Version: Latest

Custom Actions

A custom action can run any code you want, including API calls, database queries etc. They can turn on the lights, add an event to a calendar, check a user's bank balance, or anything else you can imagine.

For details on how to implement a custom action, see the SDK documentation. Any custom action that you want to use in your stories should be added into the actions section of your domain.

When the dialogue engine predicts a custom action to be executed, it will call the action server, with the following information:

{
"next_action": "string",
"tracker": {
"conversation_id": "default",
"sender_id": "string",
"slots": {},
"latest_message": {},
"latest_event_time": 1537645578.314389,
"followup_action": "string",
"paused": false,
"events": [],
"latest_input_channel": "rest",
"active_loop": {},
"latest_action": {}
},
"domain": {
"config": {},
"session_config": {},
"intents": [],
"entities": [],
"slots": {},
"responses": {},
"actions": [],
"forms": {},
"e2e_actions": []
},
"version": "version"
}

Your action server should respond with a list of events and responses:

{
"events": [{}],
"responses": [{}]
}

Running Custom Actions Directly by the Assistant

New in 3.10

You can now run Python custom actions directly on the Rasa Assistant without the need for a separate Action Server.

Building an assistant often involves executing custom logic like API calls or database queries. Traditionally, this requires an Action Server. However, for a more integrated and efficient approach, you can run custom actions written in Python directly on the Rasa Assistant. This simplifies deployment and enhances the overall efficiency of your assistant.

Benefits of Direct Custom Action Execution

  • Simplified Architecture: Removes the need for a separate Action Server, reducing the complexity of your architecture and deployment process.
  • Lower Latency: Improves response times by eliminating the network roundtrips required to communicate with an external Action Server.
  • Unified Environment: Executes all components of your assistant within the same environment, making debugging and local development smoother.
  • Cost Efficiency: Reduces infrastructure costs as there is no need to maintain an additional server for handling custom actions.

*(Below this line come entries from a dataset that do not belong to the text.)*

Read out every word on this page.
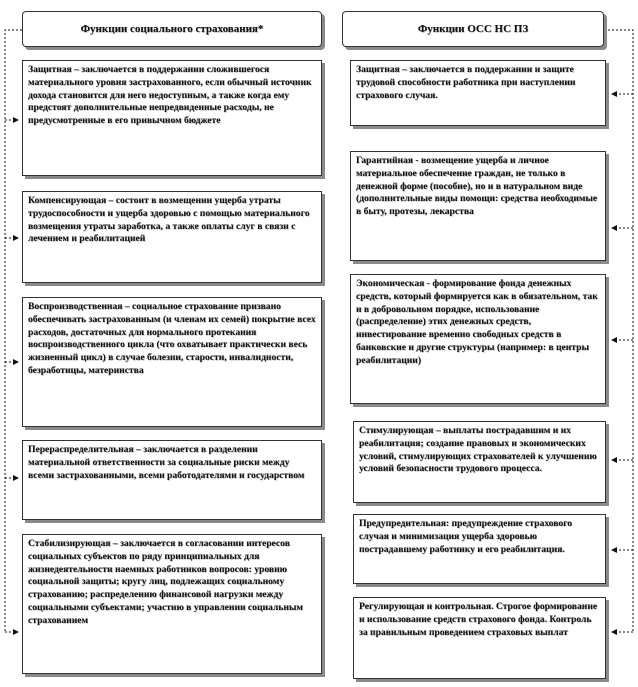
Функции социального страхования*
Защитная – заключается в поддержании сложившегося материального уровня застрахованного, если обычный источник дохода становится для него недоступным, а также когда ему предстоят дополнительные непредвиденные расходы, не предусмотренные в его привычном бюджете
Компенсирующая – состоит в возмещении ущерба утраты трудоспособности и ущерба здоровью с помощью материального возмещения утраты заработка, а также оплаты слуг в связи с лечением и реабилитацией
Воспроизводственная – социальное страхование призвано обеспечивать застрахованным (и членам их семей) покрытие всех расходов, достаточных для нормального протекания воспроизводственного цикла (что охватывает практически весь жизненный цикл) в случае болезни, старости, инвалидности, безработицы, материнства
Перераспределительная – заключается в разделении материальной ответственности за социальные риски между всеми застрахованными, всеми работодателями и государством
Стабилизирующая – заключается в согласовании интересов социальных субъектов по ряду принципиальных для жизнедеятельности наемных работников вопросов: уровню социальной защиты; кругу лиц, подлежащих социальному страхованию; распределению финансовой нагрузки между социальными субъектами; участию в управлении социальным страхованием
Функции ОСС НС ПЗ
Защитная – заключается в поддержании и защите трудовой способности работника при наступлении страхового случая.
Гарантийная - возмещение ущерба и личное материальное обеспечение граждан, не только в денежной форме (пособие), но и в натуральном виде (дополнительные виды помощи: средства необходимые в быту, протезы, лекарства
Экономическая - формирование фонда денежных средств, который формируется как в обязательном, так и в добровольном порядке, использование (распределение) этих денежных средств, инвестирование временно свободных средств в банковские и другие структуры (например: в центры реабилитации)
Стимулирующая – выплаты пострадавшим и их реабилитация; создание правовых и экономических условий, стимулирующих страхователей к улучшению условий безопасности трудового процесса.
Предупредительная: предупреждение страхового случая и минимизация ущерба здоровью пострадавшему работнику и его реабилитация.
Регулирующая и контрольная. Строгое формирование и использование средств страхового фонда. Контроль за правильным проведением страховых выплат
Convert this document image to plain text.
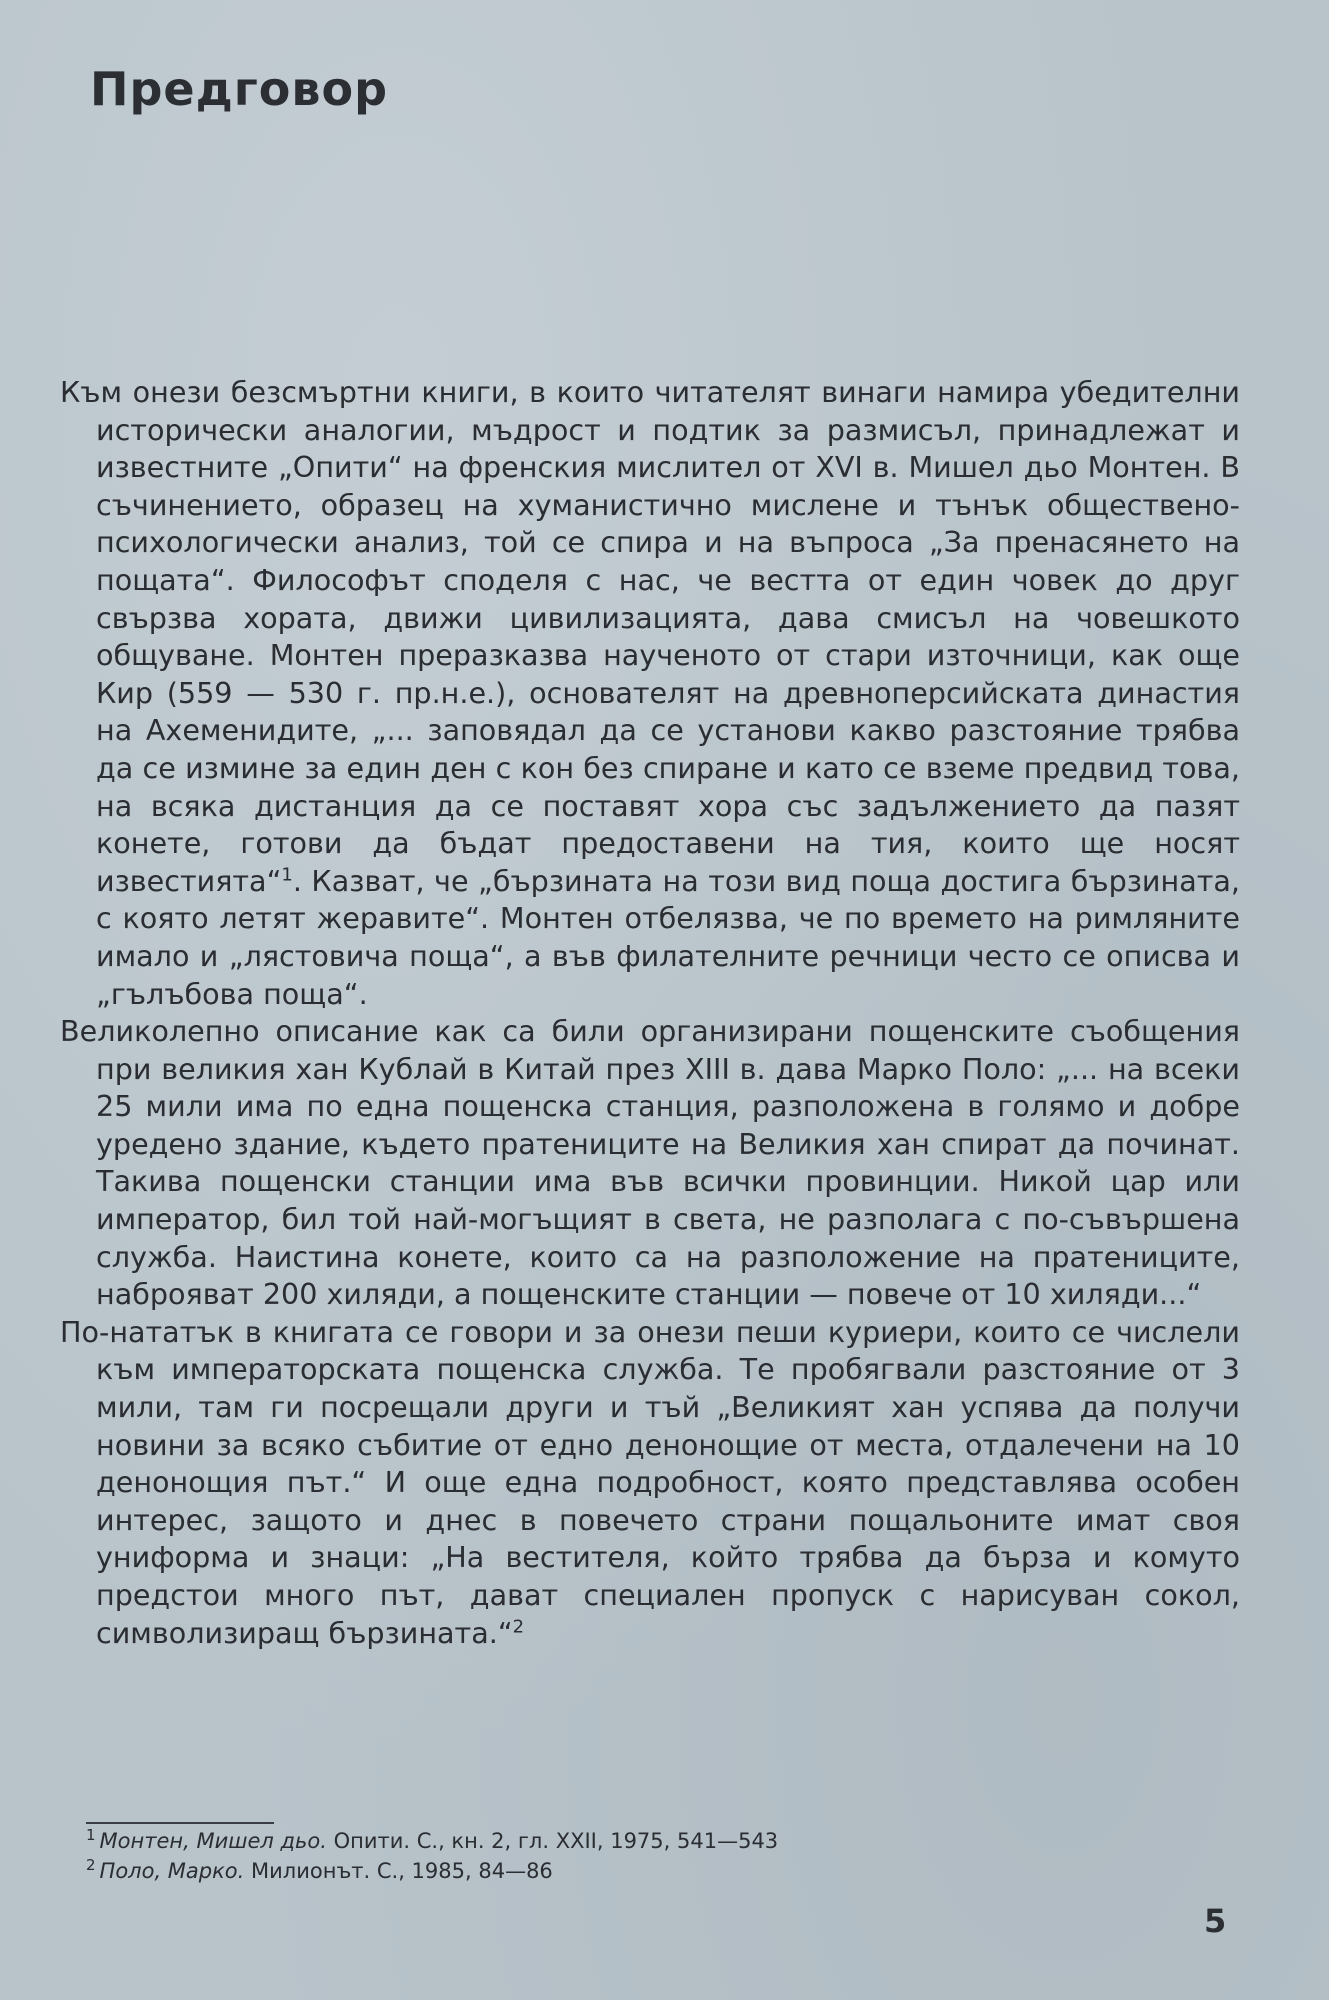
Предговор

Към онези безсмъртни книги, в които читателят винаги намира убедителни исторически аналогии, мъдрост и подтик за размисъл, принадлежат и известните „Опити“ на френския мислител от XVI в. Мишел дьо Монтен. В съчинението, образец на хуманистично мислене и тънък обществено-психологически анализ, той се спира и на въпроса „За пренасянето на пощата“. Философът споделя с нас, че вестта от един човек до друг свързва хората, движи цивилизацията, дава смисъл на човешкото общуване. Монтен преразказва наученото от стари източници, как още Кир (559 — 530 г. пр.н.е.), основателят на древноперсийската династия на Ахеменидите, „... заповядал да се установи какво разстояние трябва да се измине за един ден с кон без спиране и като се вземе предвид това, на всяка дистанция да се поставят хора със задължението да пазят конете, готови да бъдат предоставени на тия, които ще носят известията“$^1$. Казват, че „бързината на този вид поща достига бързината, с която летят жеравите“. Монтен отбелязва, че по времето на римляните имало и „лястовича поща“, а във филателните речници често се описва и „гълъбова поща“.

Великолепно описание как са били организирани пощенските съобщения при великия хан Кублай в Китай през XIII в. дава Марко Поло: „... на всеки 25 мили има по една пощенска станция, разположена в голямо и добре уредено здание, където пратениците на Великия хан спират да починат. Такива пощенски станции има във всички провинции. Никой цар или император, бил той най-могъщият в света, не разполага с по-съвършена служба. Наистина конете, които са на разположение на пратениците, наброяват 200 хиляди, а пощенските станции — повече от 10 хиляди...“

По-нататък в книгата се говори и за онези пеши куриери, които се числели към императорската пощенска служба. Те пробягвали разстояние от 3 мили, там ги посрещали други и тъй „Великият хан успява да получи новини за всяко събитие от едно денонощие от места, отдалечени на 10 денонощия път.“ И още една подробност, която представлява особен интерес, защото и днес в повечето страни пощальоните имат своя униформа и знаци: „На вестителя, който трябва да бърза и комуто предстои много път, дават специален пропуск с нарисуван сокол, символизиращ бързината.“$^2$

$^1$ Монтен, Мишел дьо. Опити. С., кн. 2, гл. XXII, 1975, 541—543

$^2$ Поло, Марко. Милионът. С., 1985, 84—86

5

Disadvantages of Direct Custom Action Execution

  • Higher Effort To Secure Rasa Environment: The Rasa assistant will need access to the same sensitive resources required by the custom actions to access remote services (i.e. tokens, credentials), which may introduce security risks. Therefore, the Rasa instance should be secured properly by running in a more protected environment.

How to Configure the Feature

To use this feature, you need to update the action_endpoint section of the endpoints.yml file. Add the actions_module field and specify the path to your custom actions Python package. This package will be imported and used directly by the Rasa Assistant to run the actions.

For example, consider this is your project structure:

my_project/
├── actions/
│ ├── __init__.py
│ ├── actions.py
├── data/
├── models/
├── tests/
├── domain.yml
├── config.yml
├── credentials.yml
├── endpoints.yml

You can configure the actions_module field in the endpoints.yml file as follows:

endpoints.yml
action_endpoint:
actions_module: "actions"

This configuration is mutually exclusive with the url field, which you would typically use for pointing to an external Action Server. If both url and actions_module are specified, actions_module will be prioritized.

info

Every time you update the custom actions code, you must restart the Rasa Assistant to reflect the changes via the rasa run or rasa inspect commands.